Parrish: I Doubt Loyola-Chicago's Run Opens Bids For Mid-Majors

If the Ramblers didn't win the MVC Tournament, they likely wouldn't have gone dancing

The DA Show
March 26, 2018 - 12:15 pm

USA Today Images


Loyola Chicago is 32-5, has won 21 of its last 22 games, and is in the Final Four for the first time since 1963. But the truth is this: If the Ramblers didn’t win the Missouri Valley Conference Tournament, they wouldn't have received an at-large bid from the selection committee.

Might the Ramblers’ run to San Antonio open committee members’ eyes and give mid-majors more at-large bids going forward?

“I hope so, but I doubt it,” CBS Sports college basketball insider Gary Parrish said on The DA Show. “The reason is because they have very stated guidelines that they follow. They look at numbers. They rely on Quadrant I wins (and) quality wins more than they rely on anything else. If you play in a league like the current version of the MVC, you’re just not going to have opportunities to get those.”
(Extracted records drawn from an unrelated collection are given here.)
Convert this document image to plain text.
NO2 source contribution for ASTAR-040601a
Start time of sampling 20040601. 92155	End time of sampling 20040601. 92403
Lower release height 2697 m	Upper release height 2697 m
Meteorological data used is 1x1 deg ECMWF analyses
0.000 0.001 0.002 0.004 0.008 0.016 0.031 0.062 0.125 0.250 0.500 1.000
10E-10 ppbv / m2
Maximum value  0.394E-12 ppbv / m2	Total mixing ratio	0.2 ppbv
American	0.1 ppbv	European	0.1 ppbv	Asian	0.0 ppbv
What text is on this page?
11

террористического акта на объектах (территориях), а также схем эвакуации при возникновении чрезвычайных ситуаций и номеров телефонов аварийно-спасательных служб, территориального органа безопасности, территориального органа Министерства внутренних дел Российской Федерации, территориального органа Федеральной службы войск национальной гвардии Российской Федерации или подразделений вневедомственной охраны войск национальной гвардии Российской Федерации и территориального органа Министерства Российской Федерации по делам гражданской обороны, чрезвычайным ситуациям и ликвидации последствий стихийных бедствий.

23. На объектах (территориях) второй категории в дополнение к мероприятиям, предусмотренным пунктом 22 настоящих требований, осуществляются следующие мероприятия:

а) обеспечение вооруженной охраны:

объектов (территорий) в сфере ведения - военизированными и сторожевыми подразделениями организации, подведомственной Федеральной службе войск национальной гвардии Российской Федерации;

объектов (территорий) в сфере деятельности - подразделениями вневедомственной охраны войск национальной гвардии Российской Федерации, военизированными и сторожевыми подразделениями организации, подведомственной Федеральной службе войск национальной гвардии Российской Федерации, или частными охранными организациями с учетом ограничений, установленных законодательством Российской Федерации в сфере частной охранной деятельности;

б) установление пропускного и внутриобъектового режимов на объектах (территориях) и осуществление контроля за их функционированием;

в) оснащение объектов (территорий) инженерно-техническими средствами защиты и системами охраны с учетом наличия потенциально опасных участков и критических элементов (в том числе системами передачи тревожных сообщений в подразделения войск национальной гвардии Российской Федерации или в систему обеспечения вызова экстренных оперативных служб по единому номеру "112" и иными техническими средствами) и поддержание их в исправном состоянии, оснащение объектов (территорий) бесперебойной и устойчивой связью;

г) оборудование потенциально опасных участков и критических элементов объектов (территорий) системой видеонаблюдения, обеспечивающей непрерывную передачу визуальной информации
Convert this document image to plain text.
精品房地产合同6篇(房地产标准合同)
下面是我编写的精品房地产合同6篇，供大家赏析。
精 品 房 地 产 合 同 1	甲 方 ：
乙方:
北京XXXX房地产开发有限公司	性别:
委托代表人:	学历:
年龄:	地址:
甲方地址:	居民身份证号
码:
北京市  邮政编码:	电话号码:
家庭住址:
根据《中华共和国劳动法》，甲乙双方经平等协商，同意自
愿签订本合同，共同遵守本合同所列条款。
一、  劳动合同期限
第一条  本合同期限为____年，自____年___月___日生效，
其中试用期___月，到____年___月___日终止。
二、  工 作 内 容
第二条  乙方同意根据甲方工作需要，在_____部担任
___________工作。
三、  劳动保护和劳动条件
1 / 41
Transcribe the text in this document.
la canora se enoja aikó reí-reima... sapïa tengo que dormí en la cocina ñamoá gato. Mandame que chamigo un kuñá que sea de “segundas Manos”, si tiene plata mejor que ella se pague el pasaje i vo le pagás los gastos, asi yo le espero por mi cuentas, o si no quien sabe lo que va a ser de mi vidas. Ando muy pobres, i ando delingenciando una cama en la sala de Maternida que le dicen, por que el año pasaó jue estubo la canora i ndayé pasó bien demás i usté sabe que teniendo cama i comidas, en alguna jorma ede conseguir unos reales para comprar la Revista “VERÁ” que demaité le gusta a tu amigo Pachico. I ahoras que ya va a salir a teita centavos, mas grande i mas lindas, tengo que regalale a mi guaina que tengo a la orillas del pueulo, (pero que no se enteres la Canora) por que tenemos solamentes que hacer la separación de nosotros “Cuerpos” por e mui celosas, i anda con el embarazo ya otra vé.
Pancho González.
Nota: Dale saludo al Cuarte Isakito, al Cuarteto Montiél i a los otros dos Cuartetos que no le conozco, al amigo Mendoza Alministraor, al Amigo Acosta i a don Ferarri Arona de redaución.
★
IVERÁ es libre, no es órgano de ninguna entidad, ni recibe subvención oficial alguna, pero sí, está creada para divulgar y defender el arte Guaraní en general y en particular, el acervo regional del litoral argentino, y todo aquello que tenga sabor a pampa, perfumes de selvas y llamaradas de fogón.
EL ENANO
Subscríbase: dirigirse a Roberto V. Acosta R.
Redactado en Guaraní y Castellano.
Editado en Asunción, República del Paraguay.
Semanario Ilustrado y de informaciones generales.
That power conferences have an advantage over mid-majors is no secret. Power-conference teams rarely schedule mid-majors – especially not for a true home-and-home series – and teams like Loyola are often required to win their conference tournament. Otherwise, the NIT is typically the best they can hope for.

“To the extent that there’s a gap, it’s widening more than it is closing,” Parrish said. “There is a lot of data that suggest the so-called mid-majors aren’t getting a fair shake on Selection Sunday when it comes to at-large bids. Some of that is because some of the teams that used to be mid-majors aren’t anymore. Once upon a time, Butler was a mid-major. Now it’s a Big East school. Once upon a time, Wichita State was a mid-major. Now it’s an American Athletic Conference school, a top seven league in the country. So some of the shift is rooted in the schools that are traditional powers at that level are no longer at that level. 

“But I do wish that the committee would recognize excellence,” Parrish continued. “Loyola Chicago is a surprise Final Four team, but they’re a top-30 team in the country and have been for much of the season. They’ve only lost once since Jan. 3, and that was a two-point loss on the road, so they’ve been good for a while.”

Loyola also won at then-No. 5 Florida, 65-59, in December.

“You don’t do that unless you’re good,” Parrish said. “So while it is surprising that they’re here as an 11-seed, clearly their seed doesn’t correlate with the quality of their basketball team.”

Loyola will face No. 3 Michigan (32-7) in the Final Four this Saturday at 6:09 p.m. ET. If victorious, the Ramblers will play the winner of No. 1 Villanova (34-4) versus No. 1 Kansas (31-7) on Monday, April 2, for the national championship.